Recruiting event at Kansas encourages girls to think outside the box
Posted on 02/02/2018
Madyson Hopkins of Colcord led more than 30 high school girls through a wiring project as part of Northeast Tech’s Jobs for the Girls event in early February. Most days the electrical classroom at Northeast Tech’s Kansas campus is filled with guys training on everything from circuitry to robotics, but that was not the case one Thursday in February when more than 30 high school girls attended Northeast Tech’s annual “Jobs for the Girls” event.

“Today isn't about recruiting for just the electrical program, it's about you thinking outside of the box about what you want to do,” said Electrical Technology Instructor Wade Friesen in his comments to the guests. “Our goal with this event is to create an environment for you to learn more about the training and career opportunities that are available in what’s typically a male-dominated trade.”

The high school students from Kansas, Colcord, Jay, Oaks and Locust Grove who attended the event were greeted with pink tablecloths and pastries for breakfast before taking their seat in the electrical classroom.

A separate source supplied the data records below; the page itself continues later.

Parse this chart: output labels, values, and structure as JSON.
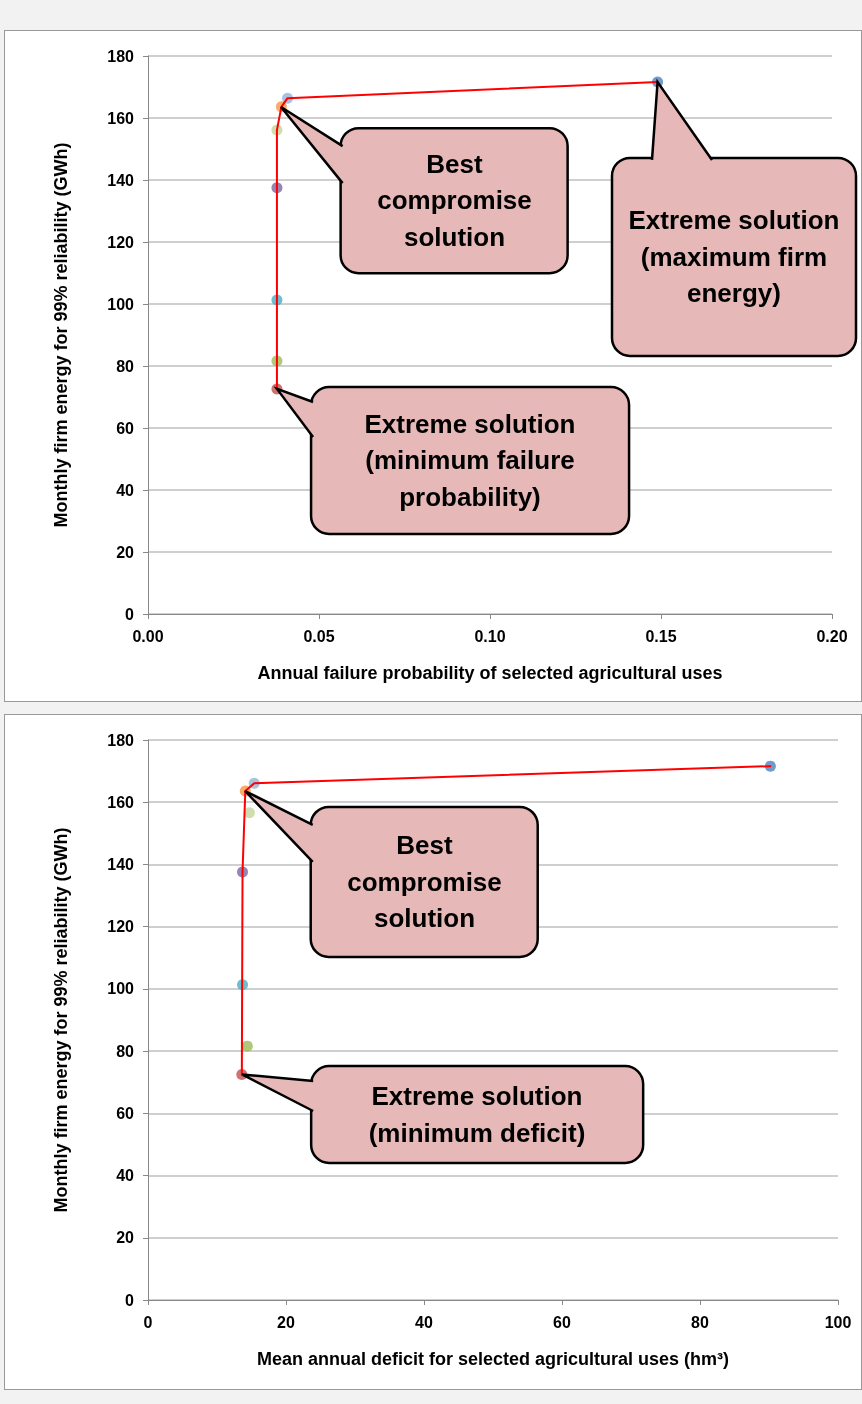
{
  "chart_data": [
    {
      "type": "scatter",
      "xlabel": "Annual failure probability of selected agricultural uses",
      "ylabel": "Monthly firm energy for 99% reliability (GWh)",
      "xlim": [
        0,
        0.2
      ],
      "xticks": [
        {
          "value": 0,
          "label": "0.00"
        },
        {
          "value": 0.05,
          "label": "0.05"
        },
        {
          "value": 0.1,
          "label": "0.10"
        },
        {
          "value": 0.15,
          "label": "0.15"
        },
        {
          "value": 0.2,
          "label": "0.20"
        }
      ],
      "ylim": [
        0,
        180
      ],
      "yticks": [
        0,
        20,
        40,
        60,
        80,
        100,
        120,
        140,
        160,
        180
      ],
      "grid": "y",
      "series": [
        {
          "type": "line",
          "color": "#ff0000",
          "marker": "none",
          "line_style": "solid",
          "x": [
            0.0377,
            0.0377,
            0.039,
            0.0408,
            0.149
          ],
          "values": [
            72.6,
            156.1,
            163.6,
            166.4,
            171.6
          ]
        },
        {
          "type": "scatter",
          "marker": "circle",
          "x": [
            0.0377,
            0.0377,
            0.0377,
            0.0377,
            0.0377,
            0.039,
            0.0408,
            0.149
          ],
          "values": [
            72.6,
            81.6,
            101.3,
            137.5,
            156.1,
            163.6,
            166.4,
            171.6
          ],
          "colors": [
            "#c0504d",
            "#9bbb59",
            "#4bacc6",
            "#8064a2",
            "#c3d69b",
            "#f79646",
            "#95b3d7",
            "#4f81bd"
          ]
        }
      ],
      "annotations": [
        "Best compromise solution",
        "Extreme solution (maximum firm energy)",
        "Extreme solution (minimum failure probability)"
      ]
    },
    {
      "type": "scatter",
      "xlabel": "Mean annual deficit for selected agricultural uses (hm³)",
      "ylabel": "Monthly firm energy for 99% reliability (GWh)",
      "xlim": [
        0,
        100
      ],
      "xticks": [
        0,
        20,
        40,
        60,
        80,
        100
      ],
      "ylim": [
        0,
        180
      ],
      "yticks": [
        0,
        20,
        40,
        60,
        80,
        100,
        120,
        140,
        160,
        180
      ],
      "grid": "y",
      "series": [
        {
          "type": "line",
          "color": "#ff0000",
          "marker": "none",
          "line_style": "solid",
          "x": [
            13.6,
            13.7,
            14.1,
            15.4,
            90.2
          ],
          "values": [
            72.5,
            137.6,
            163.6,
            166.1,
            171.6
          ]
        },
        {
          "type": "scatter",
          "marker": "circle",
          "x": [
            13.6,
            14.4,
            13.7,
            13.7,
            14.7,
            14.1,
            15.4,
            90.2
          ],
          "values": [
            72.5,
            81.6,
            101.3,
            137.6,
            156.6,
            163.6,
            166.1,
            171.6
          ],
          "colors": [
            "#c0504d",
            "#9bbb59",
            "#4bacc6",
            "#8064a2",
            "#c3d69b",
            "#f79646",
            "#95b3d7",
            "#4f81bd"
          ]
        }
      ],
      "annotations": [
        "Best compromise solution",
        "Extreme solution (minimum deficit)"
      ]
    }
  ]
}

Friesen invited industry partners from McKee Foods, White Wing Construction, Crossland Construction and Kimbel Mechanical, to kick off the morning session by describing their careers and the professional path they traveled.

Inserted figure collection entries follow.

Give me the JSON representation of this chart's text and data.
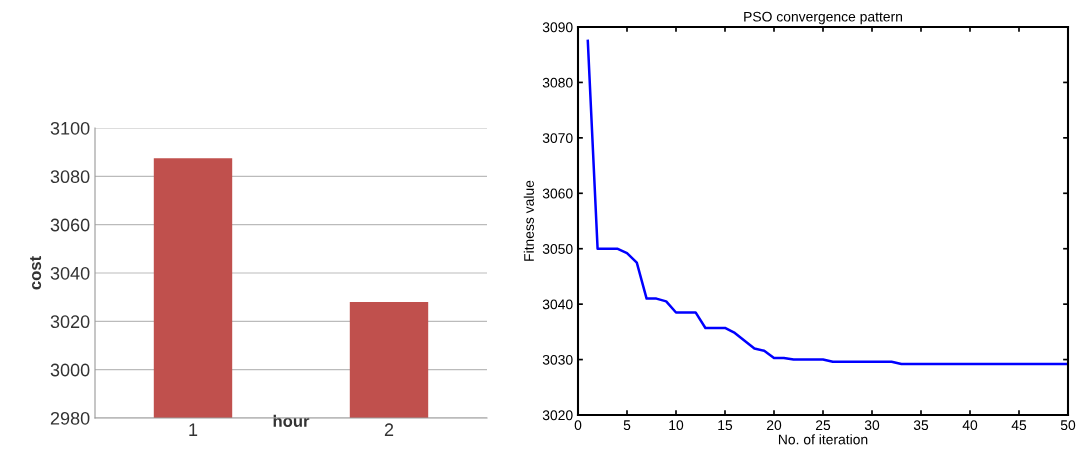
{
  "chart_data": [
    {
      "type": "bar",
      "categories": [
        "1",
        "2"
      ],
      "xlabel": "hour",
      "ylabel": "cost",
      "series": [
        {
          "color": "#c0504d",
          "values": [
            3087.5,
            3028
          ]
        }
      ],
      "ylim": [
        2980,
        3100
      ],
      "yticks": [
        2980,
        3000,
        3020,
        3040,
        3060,
        3080,
        3100
      ],
      "grid": "y"
    },
    {
      "type": "line",
      "title": "PSO convergence pattern",
      "xlabel": "No. of iteration",
      "ylabel": "Fitness value",
      "series": [
        {
          "color": "#0000ff",
          "x": [
            1,
            2,
            4,
            5,
            6,
            7,
            8,
            9,
            10,
            12,
            13,
            15,
            16,
            17,
            18,
            19,
            20,
            21,
            22,
            25,
            26,
            32,
            33,
            50
          ],
          "values": [
            3087.5,
            3050,
            3050,
            3049.2,
            3047.5,
            3041,
            3041,
            3040.5,
            3038.5,
            3038.5,
            3035.7,
            3035.7,
            3034.8,
            3033.4,
            3032,
            3031.6,
            3030.3,
            3030.3,
            3030,
            3030,
            3029.6,
            3029.6,
            3029.2,
            3029.2
          ]
        }
      ],
      "xlim": [
        0,
        50
      ],
      "xticks": [
        0,
        5,
        10,
        15,
        20,
        25,
        30,
        35,
        40,
        45,
        50
      ],
      "ylim": [
        3020,
        3090
      ],
      "yticks": [
        3020,
        3030,
        3040,
        3050,
        3060,
        3070,
        3080,
        3090
      ],
      "grid": false
    }
  ]
}
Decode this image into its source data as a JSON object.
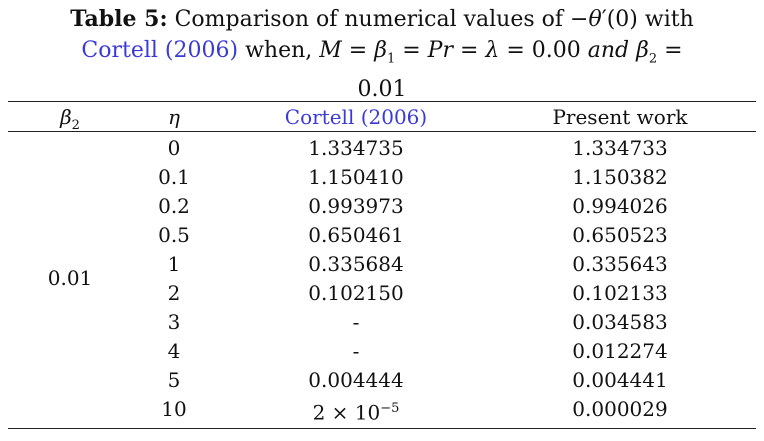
{
  "caption": {
    "label": "Table 5:",
    "text_before": "Comparison of numerical values of −θ′(0) with",
    "ref": "Cortell (2006)",
    "when": "when,",
    "cond": "M = β1 = Pr = λ = 0.00 and β2 =",
    "cond_tail": "0.01"
  },
  "header": {
    "col1": "β2",
    "col2": "η",
    "col3": "Cortell (2006)",
    "col4": "Present work"
  },
  "group_label": "0.01",
  "rows": [
    {
      "eta": "0",
      "cortell": "1.334735",
      "present": "1.334733"
    },
    {
      "eta": "0.1",
      "cortell": "1.150410",
      "present": "1.150382"
    },
    {
      "eta": "0.2",
      "cortell": "0.993973",
      "present": "0.994026"
    },
    {
      "eta": "0.5",
      "cortell": "0.650461",
      "present": "0.650523"
    },
    {
      "eta": "1",
      "cortell": "0.335684",
      "present": "0.335643"
    },
    {
      "eta": "2",
      "cortell": "0.102150",
      "present": "0.102133"
    },
    {
      "eta": "3",
      "cortell": "-",
      "present": "0.034583"
    },
    {
      "eta": "4",
      "cortell": "-",
      "present": "0.012274"
    },
    {
      "eta": "5",
      "cortell": "0.004444",
      "present": "0.004441"
    },
    {
      "eta": "10",
      "cortell": "2 × 10−5",
      "present": "0.000029"
    }
  ],
  "colors": {
    "link": "#3a3ad6",
    "text": "#111111",
    "rule": "#222222"
  }
}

After hearing from these ladies, the students donned their safety glasses and headed into the shop for a wiring activity led by Friesen’s current students.

“It was fun – actually learning how to do some I didn't know how to do before,” said J'Lynne Bryant of Kansas. “I liked today.”

Bryant and her classmate, Lainie Payton, were one of the first teams to successfully complete their project which consisted of running and connecting wires to complete a circuit and illuminate a light bulb.

Once all the teams wrapped up their work in the shop, they went for a quick break and then reconvened back in the classroom to hear from a few more women representing industries that included Google, ACIPCO, RAE Corp, and CBI Wholesale Electric Supply.

Erin Stafford, a facility technician and electrical journeyman at Google, spoke to the students about her professional success in a trade typically worked by men.

“At one point we had 1,200 electricians and only three were female, said Stafford. “If you prove to the guys that you're there to work, you'll just become part of the team. Being the only woman doesn't feel odd after a while, so don't let that stop you.”

April Anderson, owner/operator of CBI Wholesale Electric Supply, also shared about her career journey from working alongside her father in the electrical business to realizing that her passion was in the sale of electrical equipment.

“Go after what you want to learn,” said Anderson. “I’m still learning, and I ask the contractors I work with a lot of questions so I can better understand their needs and how my company can help them.”

Students also heard from Tonya Backward, who is responsible for workforce development in MidAmerica Industrial Park. Her comments focused on the many job opportunities available in the park, as well as the pay and benefits that come with the jobs.

“You heard from four of our companies today, but we have 80 companies in the park, and 4,000 people come in and out of the park for work every day,” Backward said. “Talk to your counselors and your teachers, because I've got great partners like RAE and American Castings that will allow you to tour their facilities and learn about the career options available.”

At the close of the event, student advisor Kathie Benson spoke about enrollment procedures, but she also called upon some of the current female students to share their thoughts about the electrical program. Summer Warren, who was a Jobs for the Girls participant two years ago, offered her thoughts about the benefits of attending Northeast Tech.

“You not only pick up skills for your future career, you pick up good habits that will help you with any job,” Warren said. “The number of job options I have now is eye opening.”